The benefits of data augmentation for training deep learning models are well documented in a variety of tasks, including image recognition [19, 22, 23] and regression problems [11, 21]. Data augmentation acts to artificially increase the size and variance of a given training dataset by adding transformed copies of the training examples. This is particularly evident in the context of medical imaging, where data augmentation is used to combat class imbalance [9], increase model generalization [10, 17], and expand training data [8, 26]. This is usually done with transformations to the input image that are determined based on expert knowledge and cannot be easily transferred to other problems and domains. In ultrasound, this usually manifests as data augmentation strategies consisting of small rotations, translations and scalings [1]. However, whilst it is appealing to base augmentation strategies on “expected” variations in input image presentation, recent work has found that other augmentation strategies that generate “unrealistic looking” training images [18, 23] have led to improvements in generalization capability. There has therefore been great interest in developing data augmentation strategies to automatically generate transformations to images and labels that would lead to the greatest performance increase in a neural network model. In this paper, inspired by the RandAugment [6] augmentation search policy, we automatically look for augmentation policies that outperform standard augmentation strategies in ultrasound imaging based on prior knowledge and extend our algorithm to include mixed-example data augmentation [23] in the base policy search. We evaluate the proposed method on second-trimester fetal ultrasound plane detection, and find that a randomly initialized network with our augmentation policy achieves performance competitive with methods that require external labelled data for network pre-training and self-supervised methods. We also evaluate our method on a fine-tuning a pre-trained model, and find that using an optimized augmentation policy during training improves final performance.

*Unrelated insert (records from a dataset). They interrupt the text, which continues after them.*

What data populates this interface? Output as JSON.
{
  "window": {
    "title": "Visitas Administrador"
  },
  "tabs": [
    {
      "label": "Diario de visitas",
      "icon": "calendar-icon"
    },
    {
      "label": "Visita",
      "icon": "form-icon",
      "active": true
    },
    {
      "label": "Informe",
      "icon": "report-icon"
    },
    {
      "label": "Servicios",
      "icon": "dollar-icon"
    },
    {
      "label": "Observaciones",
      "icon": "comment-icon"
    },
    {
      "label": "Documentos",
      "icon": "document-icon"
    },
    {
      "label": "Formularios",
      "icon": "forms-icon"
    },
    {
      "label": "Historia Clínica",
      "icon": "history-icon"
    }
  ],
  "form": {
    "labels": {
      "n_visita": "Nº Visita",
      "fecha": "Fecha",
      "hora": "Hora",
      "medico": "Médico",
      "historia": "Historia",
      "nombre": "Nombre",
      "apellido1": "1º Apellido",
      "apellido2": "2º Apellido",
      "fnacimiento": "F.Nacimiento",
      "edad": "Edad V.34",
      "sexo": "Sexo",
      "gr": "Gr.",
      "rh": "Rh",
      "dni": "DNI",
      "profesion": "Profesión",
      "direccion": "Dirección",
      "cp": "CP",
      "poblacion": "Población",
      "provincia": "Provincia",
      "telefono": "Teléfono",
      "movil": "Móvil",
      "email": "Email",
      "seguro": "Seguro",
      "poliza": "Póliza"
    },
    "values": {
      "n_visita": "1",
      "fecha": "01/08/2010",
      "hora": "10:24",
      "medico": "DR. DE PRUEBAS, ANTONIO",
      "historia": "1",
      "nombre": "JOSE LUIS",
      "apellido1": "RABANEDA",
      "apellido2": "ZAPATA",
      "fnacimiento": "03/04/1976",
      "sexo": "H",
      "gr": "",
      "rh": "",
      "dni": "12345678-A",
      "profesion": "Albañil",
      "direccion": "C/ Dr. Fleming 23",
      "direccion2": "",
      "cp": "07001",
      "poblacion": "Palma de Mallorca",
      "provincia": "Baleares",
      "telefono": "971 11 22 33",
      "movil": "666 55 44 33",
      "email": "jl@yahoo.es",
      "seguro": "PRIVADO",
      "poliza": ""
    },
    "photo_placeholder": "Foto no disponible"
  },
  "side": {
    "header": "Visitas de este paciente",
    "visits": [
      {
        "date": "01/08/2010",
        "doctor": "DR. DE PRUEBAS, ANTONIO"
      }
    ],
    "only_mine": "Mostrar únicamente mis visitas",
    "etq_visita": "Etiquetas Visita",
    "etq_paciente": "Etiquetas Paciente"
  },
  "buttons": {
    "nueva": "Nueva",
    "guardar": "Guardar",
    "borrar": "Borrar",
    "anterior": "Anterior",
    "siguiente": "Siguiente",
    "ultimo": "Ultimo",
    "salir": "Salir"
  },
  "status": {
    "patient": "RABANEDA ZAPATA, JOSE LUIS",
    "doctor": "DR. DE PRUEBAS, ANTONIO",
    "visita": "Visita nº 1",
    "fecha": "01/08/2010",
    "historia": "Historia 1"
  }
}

Contributions: Our contributions are three fold: 1) We investigate the use of an augmentation search policy with hyperparameters that does not need expensive reinforcement learning policies and can be tuned with simple grid search; 2) We extend this augmentation search policy to combinations that include mixed-example based data augmentation and include common medical imaging transformations; 3) We explain the performance of optimal augmentation strategies by looking at their affinity, diversities and effect on final model performance.

Related Work: Medical image datasets are difficult and expensive to acquire. There has therefore been previous work that seeks to artificially expand the breadth of training data available in medical image classification [10, 15], segmentation [9, 20] and regression [8].

Original Data Manipulation: Zeshan et al. [15] evaluate the performance of eight different affine and pixel level transformations by training eight different CNNs for predicting mammography masses and find that ensembling the trained models improves the classification performance significantly. Nalepa et al. [20] elastically deform brain MRI scans using diffeomorphic mappings and find that tumour segmentation is improved. However, in the above works, specific augmentations and parameters are selected arbitrarily and are task and modality dependent. In contrast, we propose an automated augmentation policy search method that can out perform conventional medical imaging augmentation baselines.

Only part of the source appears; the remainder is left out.